The focus has always been on Stage 3; how it delivered a $9,000 gain to high income earners and allegedly over-compensated them for bracket creep. 

This was despite Stage 1 concentrating tax cuts on lower incomes, and high incomes not receiving significant relief from bracket creep since 2010-11. 

Simple comparisons of average tax rates in 2024-25 with those in 2017-18 — just before the tax cut plan started — did reveal a reduction in average rates from around $90,000 compared with seven years ago. 

However, such calculations fail to take into account the extra tax paid in each of those years as a result of bracket creep.
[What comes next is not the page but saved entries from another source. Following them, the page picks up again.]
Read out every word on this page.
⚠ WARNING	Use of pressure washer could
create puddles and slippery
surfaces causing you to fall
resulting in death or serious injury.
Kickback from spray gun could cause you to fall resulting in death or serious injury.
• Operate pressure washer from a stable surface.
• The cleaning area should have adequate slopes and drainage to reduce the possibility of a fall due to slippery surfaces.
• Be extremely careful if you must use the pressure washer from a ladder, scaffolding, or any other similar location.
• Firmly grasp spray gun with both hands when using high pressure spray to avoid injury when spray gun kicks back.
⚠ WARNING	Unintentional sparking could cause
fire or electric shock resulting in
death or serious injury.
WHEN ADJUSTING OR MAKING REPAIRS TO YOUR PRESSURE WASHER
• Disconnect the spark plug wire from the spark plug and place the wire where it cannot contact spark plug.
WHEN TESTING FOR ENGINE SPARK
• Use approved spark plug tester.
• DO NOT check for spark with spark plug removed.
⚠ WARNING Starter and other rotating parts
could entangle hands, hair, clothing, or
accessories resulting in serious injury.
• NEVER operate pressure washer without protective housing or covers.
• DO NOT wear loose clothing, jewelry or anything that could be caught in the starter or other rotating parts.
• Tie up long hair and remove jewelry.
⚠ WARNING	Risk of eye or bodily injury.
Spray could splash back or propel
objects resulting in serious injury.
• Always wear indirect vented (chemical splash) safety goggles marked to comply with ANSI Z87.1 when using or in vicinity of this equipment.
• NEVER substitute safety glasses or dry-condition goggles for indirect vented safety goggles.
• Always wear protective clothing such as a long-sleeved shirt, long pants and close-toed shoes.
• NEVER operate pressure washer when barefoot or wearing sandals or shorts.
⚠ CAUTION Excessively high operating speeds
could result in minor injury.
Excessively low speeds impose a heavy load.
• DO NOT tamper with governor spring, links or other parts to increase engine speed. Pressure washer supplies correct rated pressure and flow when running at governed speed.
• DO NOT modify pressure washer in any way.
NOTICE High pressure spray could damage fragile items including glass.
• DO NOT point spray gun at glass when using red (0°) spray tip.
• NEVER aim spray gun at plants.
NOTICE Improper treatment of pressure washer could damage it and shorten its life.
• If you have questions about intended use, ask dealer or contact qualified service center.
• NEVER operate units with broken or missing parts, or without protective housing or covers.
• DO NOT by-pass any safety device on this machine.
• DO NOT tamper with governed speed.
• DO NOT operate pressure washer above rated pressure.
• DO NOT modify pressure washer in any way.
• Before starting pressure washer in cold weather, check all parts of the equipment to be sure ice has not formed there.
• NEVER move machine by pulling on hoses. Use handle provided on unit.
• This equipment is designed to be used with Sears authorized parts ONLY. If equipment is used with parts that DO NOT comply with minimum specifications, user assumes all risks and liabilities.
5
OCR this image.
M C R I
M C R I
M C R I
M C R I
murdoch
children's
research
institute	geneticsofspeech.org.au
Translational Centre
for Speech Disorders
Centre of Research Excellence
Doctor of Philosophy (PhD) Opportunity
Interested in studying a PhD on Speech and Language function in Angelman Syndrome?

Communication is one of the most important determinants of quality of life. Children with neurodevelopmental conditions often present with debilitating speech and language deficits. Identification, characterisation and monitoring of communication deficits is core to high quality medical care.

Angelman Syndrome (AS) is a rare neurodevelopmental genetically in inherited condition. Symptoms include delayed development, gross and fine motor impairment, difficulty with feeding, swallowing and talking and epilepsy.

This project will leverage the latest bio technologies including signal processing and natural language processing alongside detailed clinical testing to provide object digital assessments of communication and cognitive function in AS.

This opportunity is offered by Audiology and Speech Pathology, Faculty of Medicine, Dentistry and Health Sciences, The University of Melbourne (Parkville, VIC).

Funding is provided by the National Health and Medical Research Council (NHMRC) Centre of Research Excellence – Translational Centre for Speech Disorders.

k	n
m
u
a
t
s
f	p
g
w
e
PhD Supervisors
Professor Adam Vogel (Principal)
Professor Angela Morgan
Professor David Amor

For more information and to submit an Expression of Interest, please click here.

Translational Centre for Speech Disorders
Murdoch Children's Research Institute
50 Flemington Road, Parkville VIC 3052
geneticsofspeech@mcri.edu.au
Indeed, this failure of measurement applies at all income levels. 

Using a more comprehensive methodology, CIS research has recalculated the cumulative effect of bracket creep and discretionary tax cuts over those seven years and found that even under the Coalition’s original plan, the main beneficiaries of tax policy since 2017-18 have been those on incomes between $50,000 and $224,000. 

Far from ‘$9,000 gifts to the rich’, those with incomes above $224,000 are slightly worse off over the period — and that’s if they had received the original Stage 3 tax cuts in full. 

The Albanese government’s re-design of Stage 3 lowers the range of incomes that have been over-compensated for bracket creep to around $48,500–$214,000, and also delivers a cut to those on $34,000–$39,700 they would not otherwise have received. 

However, if we look back further to 2010-11 — the year the last major tranche of tax cuts were fully implemented — the results are dramatically different. 

The Coalition’s three-stage plan undercompensates everyone above $35,000; while Labor’s revision increases the extent of under-compensation above about $146,000 and slightly reduces it below that level. 

The conclusion is that while any government is free to shape the distribution of a tax cut as it sees fit, relief from bracket creep is one important criterion, which provides no justification for the Albanese government’s Stage 3 renovations. 

As a result, the bottoms of the 37% and 45% brackets ($135,000 and $190,000) will become pressure points sooner than otherwise. 

Second, to the extent some taxpayers are being over-compensated for past bracket creep, future bracket creep will eventually devour that benefit. 

The government’s Stage 3 tinkering might buy those taxpayers who benefit some more time … but not much. 

Third, if thresholds were indexed to inflation annually, relatively small reductions to tax would be made each year thereby avoiding the accumulation of revenue to fund larger but illusory ‘tax cuts’ every several years. 

Discretionary tax cuts under indexed tax brackets are genuine tax cuts — not merely the return of the additional money the government had taken in previous years. 

And fourth, if indexation is not adopted in future (and there is no sign that it will be) there has to be a better understanding that under the practice of widely spaced discretionary tax cuts, larger absolute dollar cuts at higher incomes are necessary unless average tax rates are to increase inexorably above a certain income level. 

Over time, that ‘certain’ level will become lower in real terms, capturing an increasing number of taxpayers; with all that implies for the effect of the tax system on incentive and aspiration. 

Matthew Taylor is Director of the Centre for Independent Studies Intergenerational program. Robert Carling is a Senior Fellow in the Economics program.